«Am 29. August haben Gänsegeier bei meinem Nachbarn ein neu geborenes Kalb einer Mutterkuh angefressen. Es wurde dermassen schlimm zugerichtet, dass es eingeschläfert werden musste», erzählt Silvan Caduff, Präsident des Bauernvereins Surselva und Landwirt in Morissen GR auf Anfrage der BauernZeitung.
Eigentlich Aasfresser
Am Morgen sei mit dem Kalb alles in Ordnung gewesen, dann sei die Mutter weiden gegangen und später habe man es vom Gänsegeier angefressen aufgefunden. Diesen Sommer habe es extrem viele Gänsegeier in der Region, teilweise würden die Vögel sicher auch angelockt, weil der Wolf ziemlich wüte, denn eigentlich sind Gänsegeier als Aasfresser bekannt.

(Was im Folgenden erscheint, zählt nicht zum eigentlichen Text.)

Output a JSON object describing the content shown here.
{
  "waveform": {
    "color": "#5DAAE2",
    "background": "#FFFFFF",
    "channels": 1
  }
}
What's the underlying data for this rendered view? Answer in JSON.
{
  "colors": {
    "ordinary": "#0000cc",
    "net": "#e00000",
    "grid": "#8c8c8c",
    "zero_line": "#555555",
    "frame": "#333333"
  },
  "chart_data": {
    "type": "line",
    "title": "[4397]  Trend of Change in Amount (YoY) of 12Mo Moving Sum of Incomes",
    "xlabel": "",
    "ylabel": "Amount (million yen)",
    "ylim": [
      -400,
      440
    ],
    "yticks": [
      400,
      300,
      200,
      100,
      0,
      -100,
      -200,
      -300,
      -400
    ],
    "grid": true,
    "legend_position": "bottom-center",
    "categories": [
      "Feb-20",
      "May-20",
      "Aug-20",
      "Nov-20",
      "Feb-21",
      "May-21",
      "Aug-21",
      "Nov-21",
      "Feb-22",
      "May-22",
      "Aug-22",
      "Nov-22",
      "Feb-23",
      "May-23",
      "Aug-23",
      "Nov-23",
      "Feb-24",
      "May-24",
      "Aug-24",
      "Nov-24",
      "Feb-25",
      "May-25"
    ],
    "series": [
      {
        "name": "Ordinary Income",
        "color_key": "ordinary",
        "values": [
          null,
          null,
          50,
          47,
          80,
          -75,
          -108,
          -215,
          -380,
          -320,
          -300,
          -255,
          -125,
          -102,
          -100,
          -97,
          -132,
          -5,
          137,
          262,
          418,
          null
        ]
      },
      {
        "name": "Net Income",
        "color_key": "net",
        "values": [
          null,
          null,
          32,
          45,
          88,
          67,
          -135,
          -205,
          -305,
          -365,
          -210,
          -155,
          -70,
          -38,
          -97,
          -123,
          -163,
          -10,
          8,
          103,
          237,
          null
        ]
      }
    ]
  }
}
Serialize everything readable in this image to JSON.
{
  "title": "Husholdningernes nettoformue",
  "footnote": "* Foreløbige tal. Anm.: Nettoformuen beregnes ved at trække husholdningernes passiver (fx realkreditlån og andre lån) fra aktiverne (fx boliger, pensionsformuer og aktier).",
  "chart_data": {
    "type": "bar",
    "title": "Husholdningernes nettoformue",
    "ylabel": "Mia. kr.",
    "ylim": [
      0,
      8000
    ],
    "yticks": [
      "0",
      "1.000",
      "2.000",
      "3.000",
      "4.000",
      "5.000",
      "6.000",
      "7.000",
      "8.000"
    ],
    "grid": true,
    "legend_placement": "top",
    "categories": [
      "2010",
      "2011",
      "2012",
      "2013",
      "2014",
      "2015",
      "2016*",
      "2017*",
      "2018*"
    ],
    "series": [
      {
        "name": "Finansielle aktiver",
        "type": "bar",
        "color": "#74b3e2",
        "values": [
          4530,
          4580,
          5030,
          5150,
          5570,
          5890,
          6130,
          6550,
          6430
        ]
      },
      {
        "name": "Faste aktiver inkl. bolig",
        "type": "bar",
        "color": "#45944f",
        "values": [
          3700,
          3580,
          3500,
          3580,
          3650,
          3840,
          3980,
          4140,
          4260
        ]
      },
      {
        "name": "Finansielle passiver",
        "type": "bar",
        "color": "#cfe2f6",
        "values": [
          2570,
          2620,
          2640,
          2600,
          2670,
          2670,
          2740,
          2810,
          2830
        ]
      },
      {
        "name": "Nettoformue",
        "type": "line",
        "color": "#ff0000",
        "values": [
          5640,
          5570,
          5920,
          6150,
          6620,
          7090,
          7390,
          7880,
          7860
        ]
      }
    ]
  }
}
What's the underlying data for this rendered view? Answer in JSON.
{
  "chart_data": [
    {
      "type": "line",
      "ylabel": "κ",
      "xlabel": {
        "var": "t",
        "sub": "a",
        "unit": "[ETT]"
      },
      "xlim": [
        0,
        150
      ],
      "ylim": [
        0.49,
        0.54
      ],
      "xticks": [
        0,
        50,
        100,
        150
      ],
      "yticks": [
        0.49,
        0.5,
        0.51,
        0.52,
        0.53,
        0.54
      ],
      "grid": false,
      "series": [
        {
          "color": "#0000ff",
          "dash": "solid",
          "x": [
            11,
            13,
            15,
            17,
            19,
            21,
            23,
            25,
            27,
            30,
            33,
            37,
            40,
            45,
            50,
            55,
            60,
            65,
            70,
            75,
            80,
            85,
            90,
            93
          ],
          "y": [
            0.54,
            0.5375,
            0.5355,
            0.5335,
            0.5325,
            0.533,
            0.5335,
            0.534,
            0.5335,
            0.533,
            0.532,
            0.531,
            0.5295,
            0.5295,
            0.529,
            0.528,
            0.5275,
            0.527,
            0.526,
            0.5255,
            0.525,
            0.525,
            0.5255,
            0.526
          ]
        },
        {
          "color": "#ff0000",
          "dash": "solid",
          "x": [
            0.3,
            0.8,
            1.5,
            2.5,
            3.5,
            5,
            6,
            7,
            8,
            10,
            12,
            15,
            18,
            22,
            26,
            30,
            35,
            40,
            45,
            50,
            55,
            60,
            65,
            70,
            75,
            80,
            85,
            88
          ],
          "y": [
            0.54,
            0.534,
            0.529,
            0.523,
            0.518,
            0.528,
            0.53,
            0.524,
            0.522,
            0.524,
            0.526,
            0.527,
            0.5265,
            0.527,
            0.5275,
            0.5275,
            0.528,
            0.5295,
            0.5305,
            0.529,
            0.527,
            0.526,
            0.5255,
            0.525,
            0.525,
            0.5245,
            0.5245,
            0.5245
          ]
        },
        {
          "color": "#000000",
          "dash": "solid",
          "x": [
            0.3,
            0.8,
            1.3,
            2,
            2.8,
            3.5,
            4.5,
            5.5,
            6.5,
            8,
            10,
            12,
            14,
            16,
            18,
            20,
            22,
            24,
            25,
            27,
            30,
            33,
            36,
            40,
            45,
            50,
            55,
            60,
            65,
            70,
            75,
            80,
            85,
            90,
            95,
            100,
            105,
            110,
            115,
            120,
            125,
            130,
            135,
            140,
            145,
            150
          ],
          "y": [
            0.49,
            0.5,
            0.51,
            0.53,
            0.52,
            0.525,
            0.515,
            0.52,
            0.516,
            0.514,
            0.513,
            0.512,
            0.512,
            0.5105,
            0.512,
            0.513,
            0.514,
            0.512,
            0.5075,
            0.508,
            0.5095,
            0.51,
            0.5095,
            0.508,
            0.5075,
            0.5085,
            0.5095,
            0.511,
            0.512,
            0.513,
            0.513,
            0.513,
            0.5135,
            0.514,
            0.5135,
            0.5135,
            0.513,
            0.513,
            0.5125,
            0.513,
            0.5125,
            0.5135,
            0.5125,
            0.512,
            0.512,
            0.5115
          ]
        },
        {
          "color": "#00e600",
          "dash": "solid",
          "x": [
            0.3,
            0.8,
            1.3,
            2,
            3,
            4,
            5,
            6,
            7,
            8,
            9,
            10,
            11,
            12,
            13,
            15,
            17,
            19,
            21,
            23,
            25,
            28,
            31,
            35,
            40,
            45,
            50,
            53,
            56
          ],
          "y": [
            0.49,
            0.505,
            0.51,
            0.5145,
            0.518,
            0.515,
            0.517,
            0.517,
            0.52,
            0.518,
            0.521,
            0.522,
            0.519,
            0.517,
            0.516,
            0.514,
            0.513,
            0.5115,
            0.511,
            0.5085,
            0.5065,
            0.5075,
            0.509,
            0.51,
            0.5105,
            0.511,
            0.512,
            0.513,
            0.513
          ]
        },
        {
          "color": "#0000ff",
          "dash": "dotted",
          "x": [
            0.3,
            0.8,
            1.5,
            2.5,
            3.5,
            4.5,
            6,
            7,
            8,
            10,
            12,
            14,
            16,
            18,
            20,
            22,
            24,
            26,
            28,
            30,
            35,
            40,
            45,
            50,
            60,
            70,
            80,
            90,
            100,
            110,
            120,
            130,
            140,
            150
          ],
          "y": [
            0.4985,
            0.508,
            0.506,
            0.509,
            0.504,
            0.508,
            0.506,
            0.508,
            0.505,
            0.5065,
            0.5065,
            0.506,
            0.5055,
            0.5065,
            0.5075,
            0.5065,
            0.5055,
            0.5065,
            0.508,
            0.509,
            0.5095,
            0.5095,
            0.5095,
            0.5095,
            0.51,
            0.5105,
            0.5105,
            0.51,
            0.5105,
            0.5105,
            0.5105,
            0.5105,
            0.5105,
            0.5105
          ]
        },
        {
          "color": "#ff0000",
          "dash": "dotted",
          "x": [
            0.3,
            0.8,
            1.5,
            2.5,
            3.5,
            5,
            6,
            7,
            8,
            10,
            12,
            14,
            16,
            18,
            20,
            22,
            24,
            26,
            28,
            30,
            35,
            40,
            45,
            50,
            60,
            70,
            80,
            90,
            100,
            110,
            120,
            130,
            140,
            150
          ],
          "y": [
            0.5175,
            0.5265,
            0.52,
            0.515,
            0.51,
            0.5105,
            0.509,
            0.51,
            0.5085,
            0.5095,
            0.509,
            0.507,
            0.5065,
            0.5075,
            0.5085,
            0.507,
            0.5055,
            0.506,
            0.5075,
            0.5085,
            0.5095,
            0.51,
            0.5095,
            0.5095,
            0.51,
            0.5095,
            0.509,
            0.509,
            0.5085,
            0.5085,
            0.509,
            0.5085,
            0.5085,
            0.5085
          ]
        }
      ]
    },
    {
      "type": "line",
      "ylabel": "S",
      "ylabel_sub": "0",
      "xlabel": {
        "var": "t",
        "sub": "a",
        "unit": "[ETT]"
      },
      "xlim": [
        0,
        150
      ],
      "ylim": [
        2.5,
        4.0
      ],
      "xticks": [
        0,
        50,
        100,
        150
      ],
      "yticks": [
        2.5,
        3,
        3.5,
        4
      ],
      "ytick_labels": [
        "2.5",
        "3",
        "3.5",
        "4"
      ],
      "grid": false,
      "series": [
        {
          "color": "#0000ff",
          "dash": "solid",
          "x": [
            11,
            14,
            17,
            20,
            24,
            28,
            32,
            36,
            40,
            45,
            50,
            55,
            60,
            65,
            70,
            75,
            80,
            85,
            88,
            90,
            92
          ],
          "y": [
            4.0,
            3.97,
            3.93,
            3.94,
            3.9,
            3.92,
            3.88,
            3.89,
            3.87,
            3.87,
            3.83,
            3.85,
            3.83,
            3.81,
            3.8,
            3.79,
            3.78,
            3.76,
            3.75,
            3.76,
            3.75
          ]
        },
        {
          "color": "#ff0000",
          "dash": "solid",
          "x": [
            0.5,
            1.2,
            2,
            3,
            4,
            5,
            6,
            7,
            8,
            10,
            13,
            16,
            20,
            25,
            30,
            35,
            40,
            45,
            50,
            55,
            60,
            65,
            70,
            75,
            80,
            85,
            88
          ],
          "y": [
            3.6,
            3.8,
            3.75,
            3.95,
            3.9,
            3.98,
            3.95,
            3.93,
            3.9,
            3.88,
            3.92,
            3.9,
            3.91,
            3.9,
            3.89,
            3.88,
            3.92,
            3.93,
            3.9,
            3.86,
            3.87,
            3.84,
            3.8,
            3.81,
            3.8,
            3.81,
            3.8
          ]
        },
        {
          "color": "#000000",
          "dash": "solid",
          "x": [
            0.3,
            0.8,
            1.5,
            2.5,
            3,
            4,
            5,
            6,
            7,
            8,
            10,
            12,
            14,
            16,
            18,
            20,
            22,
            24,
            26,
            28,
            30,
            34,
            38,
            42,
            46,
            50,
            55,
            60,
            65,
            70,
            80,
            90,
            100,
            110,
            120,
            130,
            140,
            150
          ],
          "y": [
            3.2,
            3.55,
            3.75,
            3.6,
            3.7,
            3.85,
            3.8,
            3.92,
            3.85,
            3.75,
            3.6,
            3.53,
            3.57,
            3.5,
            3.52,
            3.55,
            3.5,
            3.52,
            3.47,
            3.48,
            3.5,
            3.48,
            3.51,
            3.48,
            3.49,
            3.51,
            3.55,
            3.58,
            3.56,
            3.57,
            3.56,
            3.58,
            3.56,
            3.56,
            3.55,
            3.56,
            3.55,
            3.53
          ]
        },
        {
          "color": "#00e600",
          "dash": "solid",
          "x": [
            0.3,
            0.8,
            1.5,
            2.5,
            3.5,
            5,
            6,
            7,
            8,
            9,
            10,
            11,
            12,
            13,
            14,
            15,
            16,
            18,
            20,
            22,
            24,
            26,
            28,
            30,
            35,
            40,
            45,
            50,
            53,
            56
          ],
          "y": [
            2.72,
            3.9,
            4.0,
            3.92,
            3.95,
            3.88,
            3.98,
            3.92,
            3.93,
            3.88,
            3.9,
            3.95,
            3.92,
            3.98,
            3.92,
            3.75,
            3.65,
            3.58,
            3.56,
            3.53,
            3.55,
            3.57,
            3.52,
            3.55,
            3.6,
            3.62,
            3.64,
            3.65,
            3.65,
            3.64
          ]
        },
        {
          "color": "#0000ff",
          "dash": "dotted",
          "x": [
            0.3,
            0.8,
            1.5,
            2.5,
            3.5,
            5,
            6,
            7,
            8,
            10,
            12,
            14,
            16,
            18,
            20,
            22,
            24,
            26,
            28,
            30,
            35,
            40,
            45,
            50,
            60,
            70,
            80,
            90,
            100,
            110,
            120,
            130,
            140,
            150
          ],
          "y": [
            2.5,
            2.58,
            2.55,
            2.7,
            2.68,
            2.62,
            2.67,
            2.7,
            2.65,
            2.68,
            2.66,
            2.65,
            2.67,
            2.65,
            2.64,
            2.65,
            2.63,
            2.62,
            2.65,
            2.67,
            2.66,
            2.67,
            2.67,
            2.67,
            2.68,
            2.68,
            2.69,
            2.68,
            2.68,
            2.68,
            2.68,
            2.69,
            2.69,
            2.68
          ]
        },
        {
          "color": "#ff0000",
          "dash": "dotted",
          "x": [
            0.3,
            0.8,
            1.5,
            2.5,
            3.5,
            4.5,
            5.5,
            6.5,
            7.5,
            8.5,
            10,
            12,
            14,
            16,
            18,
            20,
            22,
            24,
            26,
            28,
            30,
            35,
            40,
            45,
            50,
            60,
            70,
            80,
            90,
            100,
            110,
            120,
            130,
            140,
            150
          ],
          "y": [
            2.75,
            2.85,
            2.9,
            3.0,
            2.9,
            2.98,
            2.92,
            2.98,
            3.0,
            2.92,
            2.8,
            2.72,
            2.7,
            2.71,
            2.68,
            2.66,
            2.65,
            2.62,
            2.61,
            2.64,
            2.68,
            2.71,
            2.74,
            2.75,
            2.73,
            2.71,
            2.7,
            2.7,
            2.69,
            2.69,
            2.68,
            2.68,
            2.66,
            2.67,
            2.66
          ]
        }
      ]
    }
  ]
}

«Ein Schafhirte hat auf einer Alp 70 Gänsegeier gezählt», sagt Silvan Caduff. Er befürchtet, dass die Vögel in Zukunft zu einem grossen Problem werden könnten für die Landwirte in der Region.
Anfrage an Regierung
«Der Vorfall mit dem Kalb hat mich sehr beschäftigt», sagt Thomas Roffler, der Bündner Bauernpräsident, auf Anfrage. «Man muss bedenken, wenn eine Mutterkuh ein Kalb verliert, hat der Bauer für dieses Jahr einen Totalausfall, denn es gibt erst im Jahr darauf wieder ein Kalb», sagt der SVP-Kantonsrat. Er hat deshalb bei der Bündner Regierung kürzlich eine Anfrage bezüglich des Gänsegeiers eingereicht. Er will unter anderem wissen, was die Regierung gegen das steigende Aufkommen des Gänsegeiers unternehme, ob er aktuelle Zahlen zur Population habe sowie welche Möglichkeiten der Kanton zur Regulation habe. Roffler sagt, er gehe davon aus, dieses Jahr noch eine Antwort zu erhalten.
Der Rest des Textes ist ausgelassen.